Critique | Livres

Holly Goddard Jones – Une fille bien

Marie-Danielle Racourt
Marie-Danielle Racourt Journaliste livres

NOUVELLES | Holly Goddard Jones a réussi à faire tenir dans ses huit nouvelles toute la population de Roma, Kentucky, petite ville sans attrait où l’ennui est roi.

Holly Goddard Jones - Une fille bien

Dans cette bourgade insignifiante, « les adolescents devaient inventer de fausses rivalités juste pour avoir quelque chose à faire ». Les adultes aussi cherchent à tout prix à se désennuyer: des couples se forment pour mieux se déformer, les jeunes filles se retrouvent enceintes à un âge où d’autres ont des projets d’études, les garçons se saoulent pour jouer aux cowboys. Les voitures « ronnyfiées » ont la cote pour emmener les belles dans des bars interlopes.
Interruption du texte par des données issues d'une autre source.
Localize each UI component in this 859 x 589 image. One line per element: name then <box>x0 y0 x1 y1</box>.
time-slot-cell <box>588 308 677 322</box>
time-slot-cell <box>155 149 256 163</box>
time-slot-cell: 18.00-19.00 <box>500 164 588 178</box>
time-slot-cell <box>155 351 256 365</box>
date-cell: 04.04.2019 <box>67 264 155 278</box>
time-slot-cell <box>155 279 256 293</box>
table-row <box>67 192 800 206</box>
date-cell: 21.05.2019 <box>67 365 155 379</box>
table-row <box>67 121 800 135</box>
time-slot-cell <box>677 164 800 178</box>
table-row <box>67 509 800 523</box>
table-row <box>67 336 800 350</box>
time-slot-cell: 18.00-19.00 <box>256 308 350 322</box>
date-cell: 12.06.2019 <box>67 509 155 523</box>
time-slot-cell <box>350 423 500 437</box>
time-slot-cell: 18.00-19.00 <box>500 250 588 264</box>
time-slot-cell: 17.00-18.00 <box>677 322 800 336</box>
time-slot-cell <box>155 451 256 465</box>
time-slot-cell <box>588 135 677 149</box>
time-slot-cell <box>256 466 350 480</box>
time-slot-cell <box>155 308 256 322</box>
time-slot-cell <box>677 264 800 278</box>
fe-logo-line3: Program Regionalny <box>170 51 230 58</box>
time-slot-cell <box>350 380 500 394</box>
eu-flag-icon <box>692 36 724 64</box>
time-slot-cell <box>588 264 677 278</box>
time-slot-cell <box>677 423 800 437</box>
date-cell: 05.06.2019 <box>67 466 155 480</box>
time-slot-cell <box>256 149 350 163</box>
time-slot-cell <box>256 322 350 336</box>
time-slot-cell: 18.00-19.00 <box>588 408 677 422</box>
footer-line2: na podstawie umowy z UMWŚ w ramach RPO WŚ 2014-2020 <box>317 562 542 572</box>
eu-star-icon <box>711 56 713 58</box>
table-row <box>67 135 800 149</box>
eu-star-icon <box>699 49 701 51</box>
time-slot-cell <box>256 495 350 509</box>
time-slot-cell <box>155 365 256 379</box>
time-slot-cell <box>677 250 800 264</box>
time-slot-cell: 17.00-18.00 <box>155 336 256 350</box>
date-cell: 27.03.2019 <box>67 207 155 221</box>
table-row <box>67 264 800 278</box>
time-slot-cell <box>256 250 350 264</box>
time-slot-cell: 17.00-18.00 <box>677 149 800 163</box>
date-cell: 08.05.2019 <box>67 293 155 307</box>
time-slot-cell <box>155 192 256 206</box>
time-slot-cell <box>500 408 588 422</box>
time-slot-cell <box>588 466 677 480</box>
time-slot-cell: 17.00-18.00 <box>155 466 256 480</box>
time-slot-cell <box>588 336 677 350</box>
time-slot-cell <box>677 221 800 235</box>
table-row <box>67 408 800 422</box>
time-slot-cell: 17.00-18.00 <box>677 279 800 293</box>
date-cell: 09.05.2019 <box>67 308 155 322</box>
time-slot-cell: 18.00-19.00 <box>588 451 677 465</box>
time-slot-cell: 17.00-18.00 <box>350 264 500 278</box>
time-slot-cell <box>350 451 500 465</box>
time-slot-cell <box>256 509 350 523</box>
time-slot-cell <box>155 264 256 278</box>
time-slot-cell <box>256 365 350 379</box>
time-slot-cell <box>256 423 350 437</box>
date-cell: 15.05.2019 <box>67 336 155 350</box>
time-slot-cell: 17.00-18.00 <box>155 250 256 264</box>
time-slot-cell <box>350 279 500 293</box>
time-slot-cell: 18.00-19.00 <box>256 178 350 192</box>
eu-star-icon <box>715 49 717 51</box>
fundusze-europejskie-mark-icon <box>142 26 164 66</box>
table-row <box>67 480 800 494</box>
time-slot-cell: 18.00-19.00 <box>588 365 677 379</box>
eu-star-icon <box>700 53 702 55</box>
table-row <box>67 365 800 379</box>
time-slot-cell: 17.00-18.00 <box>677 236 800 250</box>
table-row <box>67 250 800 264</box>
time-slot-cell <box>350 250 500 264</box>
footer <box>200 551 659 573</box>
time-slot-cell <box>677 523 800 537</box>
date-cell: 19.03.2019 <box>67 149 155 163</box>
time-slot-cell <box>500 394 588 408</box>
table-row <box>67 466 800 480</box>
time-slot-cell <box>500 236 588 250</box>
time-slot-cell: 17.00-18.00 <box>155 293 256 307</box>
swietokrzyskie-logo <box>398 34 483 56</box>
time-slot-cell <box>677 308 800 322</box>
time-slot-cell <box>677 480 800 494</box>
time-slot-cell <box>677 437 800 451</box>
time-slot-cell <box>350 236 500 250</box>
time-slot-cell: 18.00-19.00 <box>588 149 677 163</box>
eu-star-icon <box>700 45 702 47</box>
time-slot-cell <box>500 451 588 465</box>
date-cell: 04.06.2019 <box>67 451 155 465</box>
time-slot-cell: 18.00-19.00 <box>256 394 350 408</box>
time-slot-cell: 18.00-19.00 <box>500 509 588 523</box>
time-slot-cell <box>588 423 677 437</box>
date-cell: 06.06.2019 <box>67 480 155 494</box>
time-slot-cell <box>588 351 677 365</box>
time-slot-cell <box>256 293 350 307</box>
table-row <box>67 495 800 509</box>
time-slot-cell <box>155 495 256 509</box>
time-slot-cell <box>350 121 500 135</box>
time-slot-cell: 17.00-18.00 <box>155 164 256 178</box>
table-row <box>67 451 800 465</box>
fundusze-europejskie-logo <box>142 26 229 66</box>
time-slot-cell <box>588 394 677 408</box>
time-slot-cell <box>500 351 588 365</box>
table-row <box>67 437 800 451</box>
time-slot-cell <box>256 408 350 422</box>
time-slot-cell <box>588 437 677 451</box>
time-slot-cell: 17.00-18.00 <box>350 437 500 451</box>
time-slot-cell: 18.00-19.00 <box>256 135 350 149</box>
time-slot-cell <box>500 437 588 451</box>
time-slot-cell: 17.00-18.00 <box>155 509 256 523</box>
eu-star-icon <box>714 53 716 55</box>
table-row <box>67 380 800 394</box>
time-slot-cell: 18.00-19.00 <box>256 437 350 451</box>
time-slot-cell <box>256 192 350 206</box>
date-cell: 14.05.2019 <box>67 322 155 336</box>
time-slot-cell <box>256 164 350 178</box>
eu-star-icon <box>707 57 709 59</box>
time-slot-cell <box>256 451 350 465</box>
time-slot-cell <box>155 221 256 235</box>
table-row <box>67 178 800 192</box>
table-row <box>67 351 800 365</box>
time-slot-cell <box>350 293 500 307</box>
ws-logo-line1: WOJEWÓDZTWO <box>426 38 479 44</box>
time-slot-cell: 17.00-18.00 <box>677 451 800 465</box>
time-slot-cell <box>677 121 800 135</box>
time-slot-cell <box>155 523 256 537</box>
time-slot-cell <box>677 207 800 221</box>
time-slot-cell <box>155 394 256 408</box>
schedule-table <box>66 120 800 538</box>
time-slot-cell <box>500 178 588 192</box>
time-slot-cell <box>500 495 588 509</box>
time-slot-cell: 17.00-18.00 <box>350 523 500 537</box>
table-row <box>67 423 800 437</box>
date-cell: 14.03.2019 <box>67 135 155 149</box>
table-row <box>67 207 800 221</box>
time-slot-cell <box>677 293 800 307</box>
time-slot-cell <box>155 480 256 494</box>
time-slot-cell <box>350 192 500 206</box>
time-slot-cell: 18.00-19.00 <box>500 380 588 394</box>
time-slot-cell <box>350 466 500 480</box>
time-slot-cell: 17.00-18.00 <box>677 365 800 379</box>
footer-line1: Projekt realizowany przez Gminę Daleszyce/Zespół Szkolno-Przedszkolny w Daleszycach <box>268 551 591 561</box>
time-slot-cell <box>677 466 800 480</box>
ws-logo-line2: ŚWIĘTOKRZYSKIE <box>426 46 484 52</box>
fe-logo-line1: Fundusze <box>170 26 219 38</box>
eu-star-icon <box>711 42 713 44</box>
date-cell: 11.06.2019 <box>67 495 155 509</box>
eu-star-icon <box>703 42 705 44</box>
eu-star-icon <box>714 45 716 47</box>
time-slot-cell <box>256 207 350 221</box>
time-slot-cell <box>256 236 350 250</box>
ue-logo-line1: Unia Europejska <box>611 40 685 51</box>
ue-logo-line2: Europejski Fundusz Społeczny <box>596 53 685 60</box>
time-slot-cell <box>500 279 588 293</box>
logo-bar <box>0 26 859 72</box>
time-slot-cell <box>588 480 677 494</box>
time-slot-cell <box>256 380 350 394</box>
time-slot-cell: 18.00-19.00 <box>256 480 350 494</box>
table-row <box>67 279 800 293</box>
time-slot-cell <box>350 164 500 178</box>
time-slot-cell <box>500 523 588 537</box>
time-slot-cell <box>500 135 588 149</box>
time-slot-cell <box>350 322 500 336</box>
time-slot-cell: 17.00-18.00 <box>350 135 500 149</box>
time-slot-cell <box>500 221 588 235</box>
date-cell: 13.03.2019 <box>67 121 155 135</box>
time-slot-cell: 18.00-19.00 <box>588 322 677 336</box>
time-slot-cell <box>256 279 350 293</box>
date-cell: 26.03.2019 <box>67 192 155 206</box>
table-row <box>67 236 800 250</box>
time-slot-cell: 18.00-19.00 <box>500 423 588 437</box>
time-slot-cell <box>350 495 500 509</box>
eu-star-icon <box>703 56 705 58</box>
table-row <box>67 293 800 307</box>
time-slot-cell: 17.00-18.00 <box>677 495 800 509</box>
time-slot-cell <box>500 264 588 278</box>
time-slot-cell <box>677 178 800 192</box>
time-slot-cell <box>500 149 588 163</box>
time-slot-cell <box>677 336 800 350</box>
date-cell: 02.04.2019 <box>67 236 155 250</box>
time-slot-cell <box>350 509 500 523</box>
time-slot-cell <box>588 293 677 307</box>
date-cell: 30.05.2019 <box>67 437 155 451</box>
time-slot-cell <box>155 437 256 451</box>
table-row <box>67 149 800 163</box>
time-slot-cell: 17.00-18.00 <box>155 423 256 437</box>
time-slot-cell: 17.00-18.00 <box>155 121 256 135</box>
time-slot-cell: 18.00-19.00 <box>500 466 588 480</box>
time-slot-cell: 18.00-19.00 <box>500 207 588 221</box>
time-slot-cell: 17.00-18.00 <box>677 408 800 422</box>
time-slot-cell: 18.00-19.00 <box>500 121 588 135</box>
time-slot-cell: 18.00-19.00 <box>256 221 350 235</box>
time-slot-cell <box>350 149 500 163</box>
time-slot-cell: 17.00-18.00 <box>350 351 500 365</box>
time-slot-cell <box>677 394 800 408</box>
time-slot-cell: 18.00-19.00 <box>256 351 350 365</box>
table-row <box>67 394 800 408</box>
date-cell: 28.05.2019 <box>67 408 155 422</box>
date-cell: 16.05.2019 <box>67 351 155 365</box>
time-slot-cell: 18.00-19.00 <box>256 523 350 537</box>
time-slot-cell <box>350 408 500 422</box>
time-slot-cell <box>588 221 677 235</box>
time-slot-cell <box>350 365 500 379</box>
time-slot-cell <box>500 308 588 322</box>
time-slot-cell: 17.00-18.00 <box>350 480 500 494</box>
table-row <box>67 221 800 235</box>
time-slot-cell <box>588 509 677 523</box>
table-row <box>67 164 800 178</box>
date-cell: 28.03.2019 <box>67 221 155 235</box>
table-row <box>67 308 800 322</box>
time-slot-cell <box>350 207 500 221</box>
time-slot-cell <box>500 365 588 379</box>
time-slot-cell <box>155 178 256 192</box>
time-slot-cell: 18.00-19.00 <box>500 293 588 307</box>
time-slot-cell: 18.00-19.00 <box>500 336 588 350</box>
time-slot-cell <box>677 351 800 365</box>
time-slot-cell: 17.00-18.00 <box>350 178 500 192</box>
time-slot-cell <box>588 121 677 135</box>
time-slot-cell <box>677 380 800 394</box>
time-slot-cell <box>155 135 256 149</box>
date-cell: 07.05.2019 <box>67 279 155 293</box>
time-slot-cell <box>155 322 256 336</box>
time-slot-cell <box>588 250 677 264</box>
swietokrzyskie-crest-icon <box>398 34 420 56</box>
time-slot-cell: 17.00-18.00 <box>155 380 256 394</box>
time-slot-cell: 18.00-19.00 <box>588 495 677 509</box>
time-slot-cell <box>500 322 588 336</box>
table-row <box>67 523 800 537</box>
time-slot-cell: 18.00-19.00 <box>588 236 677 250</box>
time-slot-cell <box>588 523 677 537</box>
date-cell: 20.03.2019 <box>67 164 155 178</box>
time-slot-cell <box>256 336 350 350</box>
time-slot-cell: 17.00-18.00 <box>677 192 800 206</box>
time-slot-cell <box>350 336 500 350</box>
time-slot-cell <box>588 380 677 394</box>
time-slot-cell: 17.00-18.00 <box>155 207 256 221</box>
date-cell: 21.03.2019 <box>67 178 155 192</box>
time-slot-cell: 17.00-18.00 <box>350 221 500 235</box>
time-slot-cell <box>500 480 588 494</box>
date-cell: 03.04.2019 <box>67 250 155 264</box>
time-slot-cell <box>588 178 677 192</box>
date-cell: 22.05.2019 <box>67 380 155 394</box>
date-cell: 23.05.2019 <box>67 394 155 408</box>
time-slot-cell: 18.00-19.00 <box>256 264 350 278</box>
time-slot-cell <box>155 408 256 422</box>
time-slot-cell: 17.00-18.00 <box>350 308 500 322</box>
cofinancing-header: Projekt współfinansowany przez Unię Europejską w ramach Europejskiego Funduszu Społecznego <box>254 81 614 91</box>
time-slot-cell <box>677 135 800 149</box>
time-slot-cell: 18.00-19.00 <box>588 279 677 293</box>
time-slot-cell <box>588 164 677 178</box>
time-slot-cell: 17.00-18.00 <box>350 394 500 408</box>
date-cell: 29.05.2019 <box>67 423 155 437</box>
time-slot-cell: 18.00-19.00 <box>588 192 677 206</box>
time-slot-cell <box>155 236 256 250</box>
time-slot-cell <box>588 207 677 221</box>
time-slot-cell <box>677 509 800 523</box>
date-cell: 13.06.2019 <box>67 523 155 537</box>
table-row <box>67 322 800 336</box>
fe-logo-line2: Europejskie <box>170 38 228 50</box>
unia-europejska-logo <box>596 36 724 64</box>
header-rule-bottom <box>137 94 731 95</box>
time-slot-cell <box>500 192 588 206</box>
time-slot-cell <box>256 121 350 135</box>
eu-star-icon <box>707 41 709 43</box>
Pourtant, on sent une certaine compassion pour un père veuf qui choisit de rester auprès de son dégénéré de fils âgé de 20 ans au détriment d’une vie qui aurait pu être plus épanouie avec « une femme bien »; une mère dont la « fille bien » a été violée et assassinée par deux étudiants ivres et camés, et qui choisit de se réfugier dans une solitude profonde; ou encore ce personnage ambigu du jeune homme brimé par les normes sociales et familiales alors qu’il sent poindre en lui un amour homosexuel. Dans cette ville, « il y avait des choses dont il fallait se détourner, sur lesquelles il fallait fermer les yeux » si l’on voulait s’en sortir. Portrait intéressant d’une Amérique qui fout le camp dans lequel le lecteur veut s’immiscer pour sauver quelques paumés avant qu’ils n’empruntent le chemin du non-retour.

DE HOLLY GODDARD JONES, ÉDITIONS ALBIN MICHEL, TRADUIT DE L’AMÉRICAIN, 400 PAGES.